Ogni ingiustizia che si fa su una persona che lavora, è calpestare la dignità umana, anche la dignità di quello che fa l’ingiustizia: si abbassa il livello e si finisce in quella tensione di dittatore-schiavo. Invece, la vocazione che ci dà Dio è tanto bella: creare, ri-creare, lavorare. Ma questo si può fare quando le condizioni sono giuste e si rispetta la dignità della persona.

Oggi ci uniamo a tanti uomini e donne, credenti e non credenti, che commemorano oggi la Giornata del Lavoratore, la Giornata del Lavoro, per coloro che lottano per avere una giustizia nel lavoro, per coloro – imprenditori bravi – che portano avanti il lavoro con giustizia, anche se loro ci perdono. Due mesi fa ho sentito al telefono un imprenditore, qui, in Italia, che mi chiedeva di pregare per lui perché lui non voleva licenziare nessuno e ha detto così: “Perché licenziare uno di loro è licenziare me”. Questa coscienza di tanti imprenditori buoni, che custodiscono i lavoratori come se fossero figli. Preghiamo pure per loro. E chiediamo a San Giuseppe - con questa icona tanto bella con gli strumenti di lavoro in mano - che ci aiuti a lottare per la dignità del lavoro, perché ci sia il lavoro per tutti e che sia lavoro degno. Non lavoro di schiavo. Questa sia oggi la preghiera.

Poi l’invito a fare la Comunione spiritualeDi seguito la preghiera recitata dal Papa:

Ai tuoi piedi, o mio Gesù, mi prostro e ti offro il pentimento del mio cuore contrito che si abissa nel suo nulla e nella tua santa presenza. Ti adoro nel sacramento del tuo amore, l’ineffabile Eucaristia. Desidero riceverti nella povera dimora che ti offre il mio cuore; in attesa della felicità della comunione sacramentale voglio possederti in spirito. Vieni a me, o mio Gesù, che io vengo da Te. Possa il tuo amore infiammare tutto il mio essere per la vita e per la morte. Credo in Te, spero in Te, ti amo.

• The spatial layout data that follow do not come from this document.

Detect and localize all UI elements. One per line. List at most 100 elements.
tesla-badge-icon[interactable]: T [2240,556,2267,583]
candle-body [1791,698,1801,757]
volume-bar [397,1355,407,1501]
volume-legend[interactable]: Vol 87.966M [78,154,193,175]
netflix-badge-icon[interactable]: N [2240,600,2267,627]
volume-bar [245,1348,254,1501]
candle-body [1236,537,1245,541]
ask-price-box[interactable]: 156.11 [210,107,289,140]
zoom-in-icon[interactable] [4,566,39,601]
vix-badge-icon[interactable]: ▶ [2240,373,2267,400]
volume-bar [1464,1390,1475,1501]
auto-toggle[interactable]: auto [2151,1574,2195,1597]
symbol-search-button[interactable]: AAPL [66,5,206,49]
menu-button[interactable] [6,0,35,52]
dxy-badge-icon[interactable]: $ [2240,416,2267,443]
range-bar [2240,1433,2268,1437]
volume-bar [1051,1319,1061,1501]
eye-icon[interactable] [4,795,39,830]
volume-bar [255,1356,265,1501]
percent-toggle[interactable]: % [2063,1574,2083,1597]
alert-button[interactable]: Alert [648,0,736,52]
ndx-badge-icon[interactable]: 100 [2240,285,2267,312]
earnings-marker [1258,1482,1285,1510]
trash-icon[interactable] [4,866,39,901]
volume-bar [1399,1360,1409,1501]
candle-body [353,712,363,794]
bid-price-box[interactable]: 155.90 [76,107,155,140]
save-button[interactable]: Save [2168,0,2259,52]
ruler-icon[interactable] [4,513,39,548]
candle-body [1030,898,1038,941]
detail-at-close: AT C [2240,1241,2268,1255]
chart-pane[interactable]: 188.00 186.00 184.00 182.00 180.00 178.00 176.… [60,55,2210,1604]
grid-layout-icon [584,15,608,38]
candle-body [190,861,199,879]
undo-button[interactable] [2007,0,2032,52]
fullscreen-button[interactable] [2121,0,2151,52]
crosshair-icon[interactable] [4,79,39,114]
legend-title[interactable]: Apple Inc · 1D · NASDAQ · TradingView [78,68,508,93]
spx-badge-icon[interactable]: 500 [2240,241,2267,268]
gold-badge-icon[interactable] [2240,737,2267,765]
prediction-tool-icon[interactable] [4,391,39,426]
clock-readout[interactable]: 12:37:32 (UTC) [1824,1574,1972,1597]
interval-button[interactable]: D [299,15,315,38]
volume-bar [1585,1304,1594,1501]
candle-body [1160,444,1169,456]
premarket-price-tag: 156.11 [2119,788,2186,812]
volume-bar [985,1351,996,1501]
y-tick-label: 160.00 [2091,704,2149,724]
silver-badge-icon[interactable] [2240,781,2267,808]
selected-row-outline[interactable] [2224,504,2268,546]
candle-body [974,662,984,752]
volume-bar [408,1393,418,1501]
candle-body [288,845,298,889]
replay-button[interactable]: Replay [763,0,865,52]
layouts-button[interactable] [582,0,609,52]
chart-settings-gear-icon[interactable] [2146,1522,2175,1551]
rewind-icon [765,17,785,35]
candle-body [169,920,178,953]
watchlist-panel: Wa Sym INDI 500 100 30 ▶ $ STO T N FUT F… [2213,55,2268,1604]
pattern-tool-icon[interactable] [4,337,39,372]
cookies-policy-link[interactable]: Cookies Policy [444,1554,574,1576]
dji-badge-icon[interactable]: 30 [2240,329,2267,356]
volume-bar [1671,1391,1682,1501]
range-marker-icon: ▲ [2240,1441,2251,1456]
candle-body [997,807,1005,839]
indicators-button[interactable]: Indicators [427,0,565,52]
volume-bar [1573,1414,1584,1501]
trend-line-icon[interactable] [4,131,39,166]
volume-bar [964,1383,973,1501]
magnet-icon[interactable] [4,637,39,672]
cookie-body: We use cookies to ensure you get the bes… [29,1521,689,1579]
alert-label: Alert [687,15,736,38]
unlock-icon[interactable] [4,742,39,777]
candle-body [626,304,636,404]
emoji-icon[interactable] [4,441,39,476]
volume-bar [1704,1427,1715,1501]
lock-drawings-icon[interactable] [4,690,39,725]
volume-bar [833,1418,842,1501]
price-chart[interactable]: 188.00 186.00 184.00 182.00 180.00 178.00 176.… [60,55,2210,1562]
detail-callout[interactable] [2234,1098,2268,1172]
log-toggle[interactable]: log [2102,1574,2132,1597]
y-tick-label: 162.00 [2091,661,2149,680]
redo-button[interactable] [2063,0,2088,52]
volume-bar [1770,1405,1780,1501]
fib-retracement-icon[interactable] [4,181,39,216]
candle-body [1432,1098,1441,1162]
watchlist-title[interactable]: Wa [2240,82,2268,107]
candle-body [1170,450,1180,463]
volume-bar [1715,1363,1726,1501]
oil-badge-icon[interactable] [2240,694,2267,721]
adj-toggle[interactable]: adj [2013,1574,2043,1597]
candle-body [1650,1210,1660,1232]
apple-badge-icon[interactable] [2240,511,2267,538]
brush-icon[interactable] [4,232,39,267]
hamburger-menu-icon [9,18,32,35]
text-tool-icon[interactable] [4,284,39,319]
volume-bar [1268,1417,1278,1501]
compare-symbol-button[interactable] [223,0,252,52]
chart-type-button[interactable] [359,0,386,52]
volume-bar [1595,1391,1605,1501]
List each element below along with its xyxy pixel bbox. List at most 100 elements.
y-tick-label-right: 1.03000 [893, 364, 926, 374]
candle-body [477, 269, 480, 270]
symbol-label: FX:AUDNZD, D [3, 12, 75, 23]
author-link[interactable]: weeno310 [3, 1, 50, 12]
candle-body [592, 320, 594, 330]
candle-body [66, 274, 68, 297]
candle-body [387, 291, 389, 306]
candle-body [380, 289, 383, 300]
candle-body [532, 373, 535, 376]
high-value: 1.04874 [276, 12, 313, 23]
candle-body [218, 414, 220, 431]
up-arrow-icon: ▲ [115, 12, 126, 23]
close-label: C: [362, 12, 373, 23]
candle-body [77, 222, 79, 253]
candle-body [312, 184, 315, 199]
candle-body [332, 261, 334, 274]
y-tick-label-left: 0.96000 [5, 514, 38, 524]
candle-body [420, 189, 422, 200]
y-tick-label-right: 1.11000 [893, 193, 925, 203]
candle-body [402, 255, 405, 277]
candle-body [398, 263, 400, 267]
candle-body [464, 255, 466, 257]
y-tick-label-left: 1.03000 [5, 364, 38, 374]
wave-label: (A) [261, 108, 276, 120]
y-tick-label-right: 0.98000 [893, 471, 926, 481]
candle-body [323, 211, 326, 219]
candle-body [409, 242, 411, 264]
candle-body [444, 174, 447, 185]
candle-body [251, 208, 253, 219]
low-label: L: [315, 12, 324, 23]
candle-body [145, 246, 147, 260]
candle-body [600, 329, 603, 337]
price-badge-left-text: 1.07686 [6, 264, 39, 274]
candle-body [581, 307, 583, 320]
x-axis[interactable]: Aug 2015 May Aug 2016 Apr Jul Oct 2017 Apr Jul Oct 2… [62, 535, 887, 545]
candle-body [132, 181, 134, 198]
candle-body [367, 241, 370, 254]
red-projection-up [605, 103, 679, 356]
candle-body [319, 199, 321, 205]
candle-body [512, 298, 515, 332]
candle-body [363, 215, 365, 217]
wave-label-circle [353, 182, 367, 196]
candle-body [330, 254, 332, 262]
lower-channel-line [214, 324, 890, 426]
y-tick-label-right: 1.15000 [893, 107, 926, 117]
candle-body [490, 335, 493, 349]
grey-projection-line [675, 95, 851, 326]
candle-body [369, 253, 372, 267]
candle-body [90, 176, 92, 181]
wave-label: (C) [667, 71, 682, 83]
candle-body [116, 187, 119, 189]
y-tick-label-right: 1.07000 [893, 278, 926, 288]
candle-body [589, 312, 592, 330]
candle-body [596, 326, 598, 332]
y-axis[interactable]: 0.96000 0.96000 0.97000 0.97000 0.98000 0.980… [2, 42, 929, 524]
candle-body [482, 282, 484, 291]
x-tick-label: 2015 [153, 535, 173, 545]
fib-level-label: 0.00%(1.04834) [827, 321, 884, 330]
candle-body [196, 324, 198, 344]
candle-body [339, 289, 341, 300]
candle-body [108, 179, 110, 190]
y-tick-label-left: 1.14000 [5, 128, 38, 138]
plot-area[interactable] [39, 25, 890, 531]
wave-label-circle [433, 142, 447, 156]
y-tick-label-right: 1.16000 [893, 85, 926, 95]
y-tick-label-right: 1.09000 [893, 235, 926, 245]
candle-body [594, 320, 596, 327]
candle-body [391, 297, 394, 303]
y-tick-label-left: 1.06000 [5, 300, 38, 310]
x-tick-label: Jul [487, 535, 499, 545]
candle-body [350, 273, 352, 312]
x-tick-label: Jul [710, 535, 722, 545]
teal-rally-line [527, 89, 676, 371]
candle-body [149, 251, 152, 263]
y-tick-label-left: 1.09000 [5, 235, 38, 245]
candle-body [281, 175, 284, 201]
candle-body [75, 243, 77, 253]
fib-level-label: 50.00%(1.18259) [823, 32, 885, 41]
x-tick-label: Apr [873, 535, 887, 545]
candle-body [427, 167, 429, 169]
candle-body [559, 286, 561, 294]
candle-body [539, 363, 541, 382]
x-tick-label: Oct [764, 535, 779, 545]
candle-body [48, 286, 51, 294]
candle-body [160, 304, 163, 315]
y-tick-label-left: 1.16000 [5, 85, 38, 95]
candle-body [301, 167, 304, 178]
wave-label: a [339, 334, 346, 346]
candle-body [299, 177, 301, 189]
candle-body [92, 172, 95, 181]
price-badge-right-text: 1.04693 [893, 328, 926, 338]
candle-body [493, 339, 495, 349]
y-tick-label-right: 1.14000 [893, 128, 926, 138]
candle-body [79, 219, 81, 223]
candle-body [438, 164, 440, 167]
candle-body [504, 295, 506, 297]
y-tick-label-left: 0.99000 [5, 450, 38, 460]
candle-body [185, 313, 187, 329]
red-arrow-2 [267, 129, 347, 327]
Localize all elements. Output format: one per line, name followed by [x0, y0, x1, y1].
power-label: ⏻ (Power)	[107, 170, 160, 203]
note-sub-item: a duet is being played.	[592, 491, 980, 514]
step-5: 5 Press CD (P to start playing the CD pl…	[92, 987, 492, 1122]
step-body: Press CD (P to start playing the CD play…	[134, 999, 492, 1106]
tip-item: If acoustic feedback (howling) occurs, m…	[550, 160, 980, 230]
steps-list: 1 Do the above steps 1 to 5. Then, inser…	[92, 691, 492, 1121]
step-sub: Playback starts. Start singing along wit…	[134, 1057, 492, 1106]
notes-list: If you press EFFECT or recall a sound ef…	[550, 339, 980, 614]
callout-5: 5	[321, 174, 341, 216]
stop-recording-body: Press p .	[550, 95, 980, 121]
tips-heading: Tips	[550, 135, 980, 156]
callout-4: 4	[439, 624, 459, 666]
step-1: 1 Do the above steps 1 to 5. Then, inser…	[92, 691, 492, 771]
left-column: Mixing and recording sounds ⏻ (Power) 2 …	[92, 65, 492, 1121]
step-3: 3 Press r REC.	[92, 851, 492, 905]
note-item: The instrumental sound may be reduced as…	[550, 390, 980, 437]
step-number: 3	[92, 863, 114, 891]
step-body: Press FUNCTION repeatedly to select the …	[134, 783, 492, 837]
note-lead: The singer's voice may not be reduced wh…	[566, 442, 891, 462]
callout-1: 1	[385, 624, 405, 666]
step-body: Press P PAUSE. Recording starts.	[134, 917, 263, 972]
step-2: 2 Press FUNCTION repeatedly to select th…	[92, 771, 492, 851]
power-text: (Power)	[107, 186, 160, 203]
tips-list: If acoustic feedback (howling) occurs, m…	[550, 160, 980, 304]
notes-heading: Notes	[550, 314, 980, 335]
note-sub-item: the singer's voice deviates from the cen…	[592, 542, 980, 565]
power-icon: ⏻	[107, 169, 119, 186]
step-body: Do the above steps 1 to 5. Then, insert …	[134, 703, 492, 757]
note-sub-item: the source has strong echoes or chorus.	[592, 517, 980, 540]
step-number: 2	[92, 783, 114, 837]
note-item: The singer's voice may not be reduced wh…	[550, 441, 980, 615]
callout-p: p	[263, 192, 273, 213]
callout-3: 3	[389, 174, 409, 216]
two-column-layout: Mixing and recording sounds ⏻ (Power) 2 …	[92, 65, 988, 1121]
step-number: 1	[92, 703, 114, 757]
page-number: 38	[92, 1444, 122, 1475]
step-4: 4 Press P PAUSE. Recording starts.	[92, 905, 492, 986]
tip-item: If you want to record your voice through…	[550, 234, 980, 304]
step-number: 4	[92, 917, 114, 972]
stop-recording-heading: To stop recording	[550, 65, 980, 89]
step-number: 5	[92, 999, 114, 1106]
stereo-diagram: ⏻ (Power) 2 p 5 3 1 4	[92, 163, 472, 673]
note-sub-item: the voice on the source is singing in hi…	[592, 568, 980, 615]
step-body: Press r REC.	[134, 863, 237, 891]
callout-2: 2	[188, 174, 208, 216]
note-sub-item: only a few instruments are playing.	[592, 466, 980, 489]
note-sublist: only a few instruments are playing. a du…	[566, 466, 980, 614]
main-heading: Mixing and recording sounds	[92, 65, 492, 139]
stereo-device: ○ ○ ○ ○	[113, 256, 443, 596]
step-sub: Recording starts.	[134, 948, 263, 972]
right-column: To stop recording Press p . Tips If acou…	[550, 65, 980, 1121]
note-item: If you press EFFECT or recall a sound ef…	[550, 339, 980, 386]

Il Papa ha terminato la celebrazione con l'adorazione e la benedizione eucaristica. Prima di lasciare la Cappella dedicata allo Spirito Santo, è stata intonata l’antifona mariana “Regina caeli”, cantata nel tempo pasquale:

Regína caeli laetáre, allelúia.
Quia quem merúisti portáre, allelúia.
Resurréxit, sicut dixit, allelúia.
Ora pro nobis Deum, allelúia.

(Regina dei cieli, rallegrati, alleluia.
Cristo, che hai portato nel grembo, alleluia,
è risorto, come aveva promesso, alleluia.
Prega il Signore per noi, alleluia).